1
votes

I have a database in Google BigQuery with million of rows (more than 2 million new rows every day) contains of my user activities

I create a PHP program to get the insight from this database with many queries to show like statistic of data per day, per hour and many more

I have two cases with two problem:

  1. I try to find the data of user activities in date between 2016-11-01 and 2016-11-10, and then I need to break down the data for only 2016-11-05 data only (the data basically is the subset of queries result). This data need to be clasify per day or per hour or per user type and many more. Right now I use many queries in database to group this data and to do many data manipulation. For example "SELECT * FROM user_activities WHERE date>='2016-11-01' AND date<='2016-11-10' GROUP BY date,hour" and then when I need to break down the data in 2016-11-05 only I re-run the query: "SELECT * FROM user_activities WHERE date='2016-11-05' GROUP BY date,hour"

  2. Or sometimes I need to query the data with different parameter, for example the user activities between 2016-11-01 and 2016-11-10 who contains activities "A", and then I need to change witch activities "B". I have a column to identify the type of activities that user do. Right now I run the query like "SELECT * FROM user_activities WHERE activities like 'A' and then when the activities type is changed I run new query "SELECT * FROM user_activities WHERE activities like 'B'.

So my question is: Because the data on my database is so big, and because the insight query activities in my PHP program is so high frequency, the cost of data management and processing become so high. For case like case 1 and 2 is there any alternate solution like PHP caching to make the database request become less?

In just 1-2 days my BigQuery data request can become Terabyte of data. I'm afraid it is not too efficient in term of my cost database management.

As far I have tried these solutions:

  1. I take the raw data from my database, cache it on PHP and run the data manipulation manually. For example I run "SELECT * FROM user_activities WHERE date>='2016-11-01' AND date<='2016-11-10'" and then I try to run data manipulation like group by hour or group by user type or group by user activities manually and sequentially on PHP function. But because my data contains million of data the process become so long and not efficient.
  2. I take the raw data from my database, insert it to temporary table, and then manipulate the data by query to temporary table. But this process become not efficient too because the insert process for million rows of data become so long.
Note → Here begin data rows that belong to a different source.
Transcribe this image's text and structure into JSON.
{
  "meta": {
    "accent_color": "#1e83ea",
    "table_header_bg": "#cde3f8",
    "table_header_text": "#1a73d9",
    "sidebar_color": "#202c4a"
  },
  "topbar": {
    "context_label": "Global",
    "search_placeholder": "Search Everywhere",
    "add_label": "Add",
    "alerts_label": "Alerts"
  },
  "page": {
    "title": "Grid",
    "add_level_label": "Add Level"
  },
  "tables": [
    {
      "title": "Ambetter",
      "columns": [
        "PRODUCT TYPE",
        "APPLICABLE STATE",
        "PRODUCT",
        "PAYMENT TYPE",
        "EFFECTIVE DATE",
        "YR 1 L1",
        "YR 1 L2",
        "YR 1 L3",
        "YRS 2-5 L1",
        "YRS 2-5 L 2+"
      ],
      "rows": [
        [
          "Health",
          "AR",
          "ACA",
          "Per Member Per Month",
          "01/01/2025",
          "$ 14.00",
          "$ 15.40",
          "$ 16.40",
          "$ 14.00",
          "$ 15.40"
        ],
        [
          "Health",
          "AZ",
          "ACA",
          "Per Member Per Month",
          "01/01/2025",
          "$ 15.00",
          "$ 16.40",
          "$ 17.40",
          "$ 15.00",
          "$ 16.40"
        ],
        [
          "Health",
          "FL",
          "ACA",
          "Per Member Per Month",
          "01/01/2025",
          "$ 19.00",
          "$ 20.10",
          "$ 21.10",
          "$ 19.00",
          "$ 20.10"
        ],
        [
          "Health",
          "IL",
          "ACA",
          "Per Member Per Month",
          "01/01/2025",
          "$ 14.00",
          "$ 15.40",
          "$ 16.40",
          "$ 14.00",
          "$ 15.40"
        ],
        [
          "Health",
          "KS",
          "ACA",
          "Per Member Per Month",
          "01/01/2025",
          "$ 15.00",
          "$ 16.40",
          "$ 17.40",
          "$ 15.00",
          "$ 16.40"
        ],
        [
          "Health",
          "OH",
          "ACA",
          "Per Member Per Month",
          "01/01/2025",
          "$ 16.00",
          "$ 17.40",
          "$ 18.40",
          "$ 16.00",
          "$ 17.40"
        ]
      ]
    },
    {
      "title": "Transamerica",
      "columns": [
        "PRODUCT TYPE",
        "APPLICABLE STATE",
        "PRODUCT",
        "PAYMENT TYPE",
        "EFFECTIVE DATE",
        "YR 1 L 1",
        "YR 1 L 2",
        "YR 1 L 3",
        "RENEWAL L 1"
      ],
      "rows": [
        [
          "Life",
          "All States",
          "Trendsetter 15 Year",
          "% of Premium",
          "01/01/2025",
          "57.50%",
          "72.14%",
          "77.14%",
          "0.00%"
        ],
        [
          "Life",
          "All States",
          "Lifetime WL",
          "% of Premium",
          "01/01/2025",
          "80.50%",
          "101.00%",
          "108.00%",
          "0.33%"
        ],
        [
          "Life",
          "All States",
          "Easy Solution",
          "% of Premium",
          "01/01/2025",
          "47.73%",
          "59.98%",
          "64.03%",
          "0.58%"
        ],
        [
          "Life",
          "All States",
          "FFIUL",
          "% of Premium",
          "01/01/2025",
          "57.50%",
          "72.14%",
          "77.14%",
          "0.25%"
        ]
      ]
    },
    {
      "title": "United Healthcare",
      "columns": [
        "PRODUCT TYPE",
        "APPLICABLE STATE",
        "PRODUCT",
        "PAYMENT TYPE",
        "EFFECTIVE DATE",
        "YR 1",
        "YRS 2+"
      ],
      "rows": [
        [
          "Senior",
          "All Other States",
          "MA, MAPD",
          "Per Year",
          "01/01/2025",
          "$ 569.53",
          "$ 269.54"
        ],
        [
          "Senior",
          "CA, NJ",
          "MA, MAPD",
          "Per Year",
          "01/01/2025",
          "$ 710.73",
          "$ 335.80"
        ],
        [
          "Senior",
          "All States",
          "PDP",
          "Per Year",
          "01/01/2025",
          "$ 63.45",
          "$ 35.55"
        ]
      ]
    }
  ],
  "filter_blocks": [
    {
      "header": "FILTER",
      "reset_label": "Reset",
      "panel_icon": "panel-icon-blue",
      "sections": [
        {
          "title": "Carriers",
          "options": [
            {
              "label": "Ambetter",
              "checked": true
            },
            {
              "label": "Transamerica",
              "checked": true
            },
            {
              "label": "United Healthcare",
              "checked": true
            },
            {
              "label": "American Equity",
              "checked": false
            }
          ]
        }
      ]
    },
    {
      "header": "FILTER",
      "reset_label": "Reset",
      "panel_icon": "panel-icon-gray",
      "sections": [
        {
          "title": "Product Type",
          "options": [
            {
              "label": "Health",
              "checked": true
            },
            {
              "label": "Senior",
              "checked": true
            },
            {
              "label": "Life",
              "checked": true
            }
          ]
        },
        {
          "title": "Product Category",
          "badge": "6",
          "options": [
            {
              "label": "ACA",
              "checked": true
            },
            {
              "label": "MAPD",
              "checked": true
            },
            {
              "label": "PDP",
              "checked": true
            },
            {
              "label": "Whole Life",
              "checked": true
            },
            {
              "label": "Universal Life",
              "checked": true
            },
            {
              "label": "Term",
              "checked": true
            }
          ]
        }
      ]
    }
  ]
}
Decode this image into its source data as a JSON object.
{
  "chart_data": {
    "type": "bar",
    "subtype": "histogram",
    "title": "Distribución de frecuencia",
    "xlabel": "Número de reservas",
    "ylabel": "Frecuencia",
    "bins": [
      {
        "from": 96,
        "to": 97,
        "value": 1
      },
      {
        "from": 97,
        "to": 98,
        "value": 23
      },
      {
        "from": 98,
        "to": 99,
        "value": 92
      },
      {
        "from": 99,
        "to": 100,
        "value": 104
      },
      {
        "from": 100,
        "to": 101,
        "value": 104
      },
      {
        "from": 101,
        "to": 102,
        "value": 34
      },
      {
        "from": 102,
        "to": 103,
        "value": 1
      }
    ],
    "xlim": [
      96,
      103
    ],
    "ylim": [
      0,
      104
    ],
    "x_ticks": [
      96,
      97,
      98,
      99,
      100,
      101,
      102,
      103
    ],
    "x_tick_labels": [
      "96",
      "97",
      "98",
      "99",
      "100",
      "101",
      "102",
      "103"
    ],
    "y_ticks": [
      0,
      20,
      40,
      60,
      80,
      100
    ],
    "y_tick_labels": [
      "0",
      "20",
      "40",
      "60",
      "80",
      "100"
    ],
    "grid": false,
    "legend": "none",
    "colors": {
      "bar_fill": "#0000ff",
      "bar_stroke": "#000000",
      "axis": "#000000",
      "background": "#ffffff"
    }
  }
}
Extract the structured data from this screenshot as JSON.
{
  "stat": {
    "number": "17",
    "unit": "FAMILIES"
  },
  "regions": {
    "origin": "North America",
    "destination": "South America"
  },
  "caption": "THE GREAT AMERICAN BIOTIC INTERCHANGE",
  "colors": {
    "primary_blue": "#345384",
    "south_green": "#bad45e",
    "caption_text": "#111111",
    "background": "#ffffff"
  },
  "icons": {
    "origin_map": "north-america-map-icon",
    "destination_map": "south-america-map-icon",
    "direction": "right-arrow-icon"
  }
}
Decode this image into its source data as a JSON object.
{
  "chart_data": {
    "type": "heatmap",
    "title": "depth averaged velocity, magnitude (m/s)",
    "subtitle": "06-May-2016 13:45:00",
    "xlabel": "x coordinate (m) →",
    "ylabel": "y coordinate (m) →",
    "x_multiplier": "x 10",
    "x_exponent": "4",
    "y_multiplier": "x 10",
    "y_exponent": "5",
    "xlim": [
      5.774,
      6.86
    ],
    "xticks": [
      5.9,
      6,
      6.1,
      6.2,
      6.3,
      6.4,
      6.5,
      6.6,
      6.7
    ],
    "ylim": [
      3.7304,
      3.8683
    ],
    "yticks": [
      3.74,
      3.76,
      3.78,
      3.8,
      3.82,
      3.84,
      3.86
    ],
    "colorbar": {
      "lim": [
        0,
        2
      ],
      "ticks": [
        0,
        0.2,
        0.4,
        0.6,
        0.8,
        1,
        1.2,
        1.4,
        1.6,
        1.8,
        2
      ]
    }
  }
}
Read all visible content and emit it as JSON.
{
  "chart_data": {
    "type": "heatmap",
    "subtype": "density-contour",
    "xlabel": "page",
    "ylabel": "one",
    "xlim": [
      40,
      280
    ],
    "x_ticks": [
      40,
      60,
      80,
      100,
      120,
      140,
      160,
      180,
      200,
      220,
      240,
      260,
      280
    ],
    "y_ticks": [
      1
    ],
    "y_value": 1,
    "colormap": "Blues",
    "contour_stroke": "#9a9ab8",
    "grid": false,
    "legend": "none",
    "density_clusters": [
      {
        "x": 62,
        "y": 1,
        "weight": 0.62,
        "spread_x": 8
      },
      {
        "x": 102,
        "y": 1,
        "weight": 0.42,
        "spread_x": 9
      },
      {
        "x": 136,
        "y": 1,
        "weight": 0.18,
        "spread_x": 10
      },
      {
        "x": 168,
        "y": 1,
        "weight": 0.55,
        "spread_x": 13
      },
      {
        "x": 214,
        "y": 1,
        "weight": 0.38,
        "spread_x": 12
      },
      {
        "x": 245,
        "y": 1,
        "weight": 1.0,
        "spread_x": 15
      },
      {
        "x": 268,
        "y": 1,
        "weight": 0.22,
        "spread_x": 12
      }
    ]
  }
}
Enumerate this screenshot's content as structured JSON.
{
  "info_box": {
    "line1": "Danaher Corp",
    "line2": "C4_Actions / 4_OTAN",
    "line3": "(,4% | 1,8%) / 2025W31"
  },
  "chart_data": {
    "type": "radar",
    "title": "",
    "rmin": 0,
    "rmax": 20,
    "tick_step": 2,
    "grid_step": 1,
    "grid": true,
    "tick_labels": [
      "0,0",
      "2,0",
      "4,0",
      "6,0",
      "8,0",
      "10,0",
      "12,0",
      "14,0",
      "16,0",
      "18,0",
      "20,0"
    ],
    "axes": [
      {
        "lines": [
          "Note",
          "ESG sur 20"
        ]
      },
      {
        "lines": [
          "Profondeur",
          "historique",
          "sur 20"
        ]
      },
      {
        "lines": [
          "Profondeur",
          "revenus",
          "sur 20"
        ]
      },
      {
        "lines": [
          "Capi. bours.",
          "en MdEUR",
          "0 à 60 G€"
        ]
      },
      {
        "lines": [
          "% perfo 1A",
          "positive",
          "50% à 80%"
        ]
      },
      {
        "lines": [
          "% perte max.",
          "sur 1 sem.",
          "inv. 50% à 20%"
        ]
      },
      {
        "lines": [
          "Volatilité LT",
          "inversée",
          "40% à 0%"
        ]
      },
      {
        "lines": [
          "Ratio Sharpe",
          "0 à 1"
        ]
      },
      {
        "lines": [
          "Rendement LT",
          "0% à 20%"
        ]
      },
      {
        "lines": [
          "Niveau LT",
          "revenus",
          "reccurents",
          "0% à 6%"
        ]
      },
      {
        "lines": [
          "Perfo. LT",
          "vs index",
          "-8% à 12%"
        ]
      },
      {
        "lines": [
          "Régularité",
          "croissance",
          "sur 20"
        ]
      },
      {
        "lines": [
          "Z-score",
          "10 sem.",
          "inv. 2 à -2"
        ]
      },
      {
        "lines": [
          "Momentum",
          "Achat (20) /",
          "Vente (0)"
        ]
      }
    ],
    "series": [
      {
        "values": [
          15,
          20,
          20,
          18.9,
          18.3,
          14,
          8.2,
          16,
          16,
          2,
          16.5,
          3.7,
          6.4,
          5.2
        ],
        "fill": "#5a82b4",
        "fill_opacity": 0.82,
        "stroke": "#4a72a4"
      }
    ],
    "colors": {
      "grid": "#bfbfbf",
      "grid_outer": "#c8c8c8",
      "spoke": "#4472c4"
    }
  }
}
Do you have any suggestion how can I optimize my problem?

1
I remember I recommended you partitioned tables, did you implemented that? Can you post us also the costs and size of the queries you have for 1 day. Also how many queries you run per day.Pentium10
Hi @Pentium10 yes I have implemented your suggest for partition per day and yes it works very well to reduce the cost :) But I have new problem for redundant query request with small parameter different. Per insight request (with dozens queries) the cost of query will become almost 1TB (it has been much better rather than before I implement the daily partition where can cost multiple TB data per insight). And I need to call the insight multiple times per day. I just curious is there any more advanced optimization I can do :)hum_hum_pa
show us the schema for the tables, and produce us a chart per day # of records to see if you need to partition bigger. What's your current cost that you reached?Pentium10

1 Answers

0
votes
  1. Implement the Partitioned Tables as has been recommended for you.
    If you have one single big table with 5TB of data without partition your costs are high.
    When you do Partitioned Tables, you have only the storage for those days to query not the whole table. Just a fraction of it, like 10GB or smaller. And you pay that only.

  2. You can save a query result into a table directly instead of reimporting as you say, and query only that table which is smaller for further aggregation.

  3. Try to not use 'SELECT *' instead just select the columns you must have in your output.
  4. If the data is enough small, and you do lots of small querios on it, you may want to take out from BQ and store in ElasticSearch or MySQL and run from there the queries.